A newspaperman investigates the strange case of a murdered society clown
Howie Rook does not care for the police. After a long career in newspapers, he has seen too many cases loused up by unimaginative detectives to have any faith in by-the-book investigation. Recently retired, he spends his leisure hours writing letters to the editor regarding police stupidity. He’s so good at pointing out the department’s screw-ups that it has decided to reach out to him. They have an impossible crime, and it requires an amateur’s eye. Real estate magnate James McFarley is found dead in a locked room, a bullet in his chest, and clown make-up on his face. The police have no suspects, no witnesses, and no hope but Rook. The amateur’s skill is about to be put to the test. Will he find the killer, or will he end up looking sillier than a murdered clown? Unhappy Hooligan is part of the Howie Rook Mysteries series, which also includes Rook Takes Knight.

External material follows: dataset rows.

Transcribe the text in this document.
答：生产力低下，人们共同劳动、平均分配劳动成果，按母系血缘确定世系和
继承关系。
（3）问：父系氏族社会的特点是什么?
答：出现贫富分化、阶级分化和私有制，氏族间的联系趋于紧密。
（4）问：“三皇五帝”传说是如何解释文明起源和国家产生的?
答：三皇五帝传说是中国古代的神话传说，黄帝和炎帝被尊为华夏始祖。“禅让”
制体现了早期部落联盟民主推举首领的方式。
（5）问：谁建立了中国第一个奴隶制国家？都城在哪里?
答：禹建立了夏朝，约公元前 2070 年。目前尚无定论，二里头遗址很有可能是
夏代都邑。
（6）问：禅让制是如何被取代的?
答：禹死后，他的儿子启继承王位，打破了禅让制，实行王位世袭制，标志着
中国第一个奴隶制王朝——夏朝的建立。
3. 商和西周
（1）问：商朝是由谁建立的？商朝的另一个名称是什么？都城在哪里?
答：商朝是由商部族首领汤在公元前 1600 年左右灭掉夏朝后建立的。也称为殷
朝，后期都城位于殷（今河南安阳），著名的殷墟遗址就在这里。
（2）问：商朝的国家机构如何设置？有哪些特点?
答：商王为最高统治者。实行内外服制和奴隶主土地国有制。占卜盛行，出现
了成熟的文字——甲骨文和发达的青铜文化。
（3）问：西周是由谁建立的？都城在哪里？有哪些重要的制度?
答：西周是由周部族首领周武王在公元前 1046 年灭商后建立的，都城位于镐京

Stuart Palmer (1905–1968) was an American author of mysteries. Born in Baraboo, Wisconsin, Palmer worked a number of odd jobs—including apple picking, journalism, and copywriting—before publishing his first novel, the crime drama Ace of Jades, in 1931. It was with his second novel, however, that he established his writing career: The Penguin Pool Murder introduced Hildegarde Withers, a schoolmarm who, on a field trip to the New York Aquarium, discovers a dead body in the pool. Withers was an immensely popular character, and went on to star in thirteen more novels, including Miss Withers Regrets (1947) and Nipped in the Bud (1951). A master of intricate plotting, Palmer found success writing for Hollywood, where several of his books, including The Penguin Pool Murder, were filmed by RKO Pictures Inc.